This project (funded by the Nuffield Foundation and the British Academy) was initiated following the London riots of 2011. The Authors reasoned that, although the emergence of riots was well understood from a sociological perspective, past work did not directly reveal its psychological underpinnings. This was due to the inability to study collective behavior in the lab.
Dezecache and colleagues developed a game called ‘Parklife’ where two teams of co-present participants could grow a virtual park using their smartphones. Half of the time, the game was rigged surreptitiously, so that one team has to work twice harder to grow its park. Data from more than 150 participants show that the experience of inequality cause frustration and aggressive behavior in members of the disadvantaged team. Besides providing direct psychological evidence into the making of collective violence, this study also offers a protocol for future research into human collective behavior.
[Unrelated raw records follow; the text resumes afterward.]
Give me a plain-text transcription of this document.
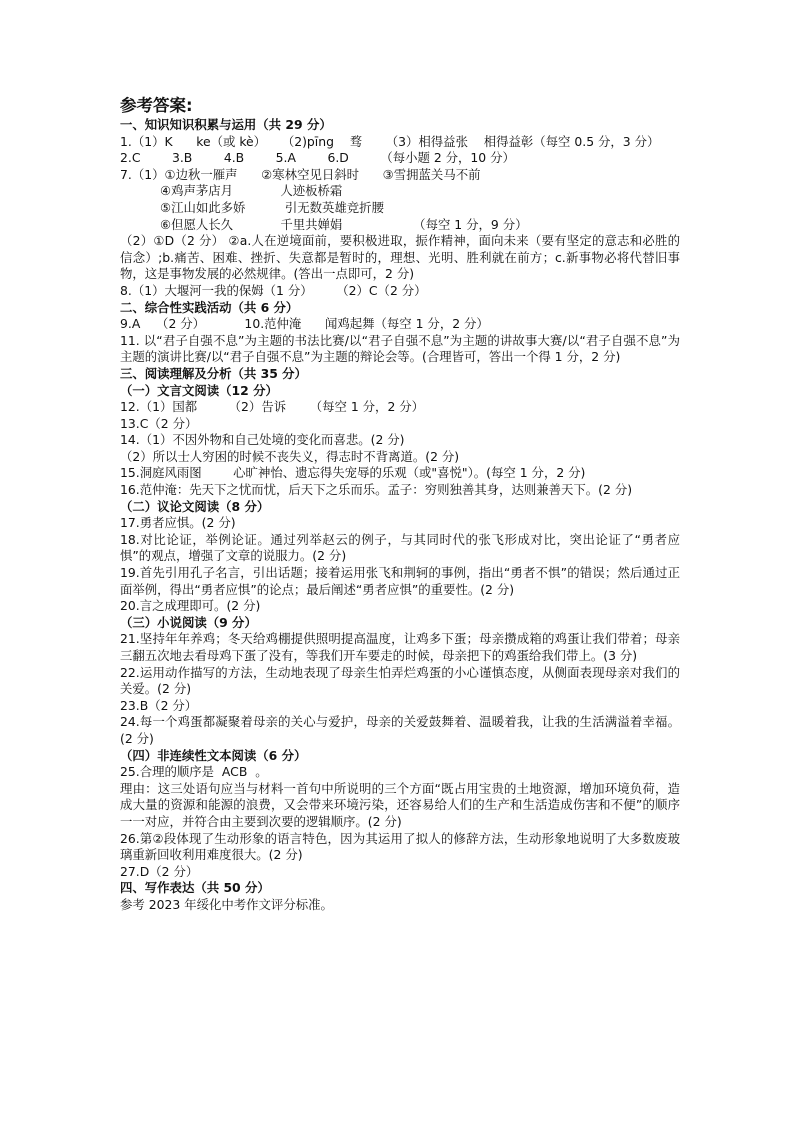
参考答案:
一、知识知识积累与运用（共 29 分）
1.（1）K      ke（或 kè）    （2)pīng    骛      （3）相得益张    相得益彰（每空 0.5 分，3 分）
2.C        3.B        4.B        5.A        6.D        （每小题 2 分，10 分）
7.（1）①边秋一雁声      ②寒林空见日斜时      ③雪拥蓝关马不前
④鸡声茅店月            人迹板桥霜
⑤江山如此多娇          引无数英雄竞折腰
⑥但愿人长久            千里共婵娟                  （每空 1 分，9 分）
（2）①D（2 分） ②a.人在逆境面前，要积极进取，振作精神，面向未来（要有坚定的意志和必胜的信念）;b.痛苦、困难、挫折、失意都是暂时的，理想、光明、胜利就在前方；c.新事物必将代替旧事物，这是事物发展的必然规律。(答出一点即可，2 分)
8.（1）大堰河一我的保姆（1 分）      （2）C（2 分）
二、综合性实践活动（共 6 分）
9.A    （2 分）          10.范仲淹      闻鸡起舞（每空 1 分，2 分）
11. 以“君子自强不息”为主题的书法比赛/以“君子自强不息”为主题的讲故事大赛/以“君子自强不息”为主题的演讲比赛/以“君子自强不息”为主题的辩论会等。(合理皆可，答出一个得 1 分，2 分)
三、阅读理解及分析（共 35 分）
（一）文言文阅读（12 分）
12.（1）国都        （2）告诉      （每空 1 分，2 分）
13.C（2 分）
14.（1）不因外物和自己处境的变化而喜悲。(2 分)
（2）所以士人穷困的时候不丧失义，得志时不背离道。(2 分)
15.洞庭风雨图        心旷神怡、遗忘得失宠辱的乐观（或"喜悦"）。(每空 1 分，2 分)
16.范仲淹：先天下之忧而忧，后天下之乐而乐。孟子：穷则独善其身，达则兼善天下。(2 分)
（二）议论文阅读（8 分）
17.勇者应惧。(2 分)
18.对比论证，举例论证。通过列举赵云的例子，与其同时代的张飞形成对比，突出论证了“勇者应惧”的观点，增强了文章的说服力。(2 分)
19.首先引用孔子名言，引出话题；接着运用张飞和荆轲的事例，指出“勇者不惧”的错误；然后通过正面举例，得出“勇者应惧”的论点；最后阐述“勇者应惧”的重要性。(2 分)
20.言之成理即可。(2 分)
（三）小说阅读（9 分）
21.坚持年年养鸡；冬天给鸡棚提供照明提高温度，让鸡多下蛋；母亲攒成箱的鸡蛋让我们带着；母亲三翻五次地去看母鸡下蛋了没有，等我们开车要走的时候，母亲把下的鸡蛋给我们带上。(3 分)
22.运用动作描写的方法，生动地表现了母亲生怕弄烂鸡蛋的小心谨慎态度，从侧面表现母亲对我们的关爱。(2 分)
23.B（2 分）
24.每一个鸡蛋都凝聚着母亲的关心与爱护，母亲的关爱鼓舞着、温暖着我，让我的生活满溢着幸福。(2 分)
（四）非连续性文本阅读（6 分）
25.合理的顺序是  ACB  。
理由：这三处语句应当与材料一首句中所说明的三个方面“既占用宝贵的土地资源，增加环境负荷，造成大量的资源和能源的浪费，又会带来环境污染，还容易给人们的生产和生活造成伤害和不便”的顺序一一对应，并符合由主要到次要的逻辑顺序。(2 分)
26.第②段体现了生动形象的语言特色，因为其运用了拟人的修辞方法，生动形象地说明了大多数废玻璃重新回收利用难度很大。(2 分)
27.D（2 分）
四、写作表达（共 50 分）
参考 2023 年绥化中考作文评分标准。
Dezecache, G., Allen, J. M., von Zimmermann, J., & Richardson, D. C. (2021). We predict a riot : inequity, relative deprivation and collective destruction in the laboratory. Proceedings of the Royal Society B, 288(1959), doi : 10.1098/rspb.2020.3091
Abstract : Riots are unpredictable and dangerous. Our understanding of the factors that cause riots is based on correlational observations of population data, or post hoc introspection of individuals. To complement these accounts, we developed innovative experimental techniques, investigated the psychological factors of rioting and explored their consequences with agent-based simulations. We created a game, ‘Parklife’, that physically co-present participants played using smartphones. In two teams, participants tapped on their screen to grow trees and flowerbeds on separate but adjacent virtual parks. Participants could also tap to vandalize the other team’s park. In some conditions, we surreptitiously introduced inequity between the teams so that one (the disadvantaged team) had to tap more for each reward. The experience of inequity caused the disadvantaged team to engage in more destruction, and to report higher relative deprivation and frustration. Agent-based models suggested that acts of destruction were driven by the interaction between individual level of frustration and the team’s behaviour. Our results provide insights into the psychological mechanisms underlying collective action.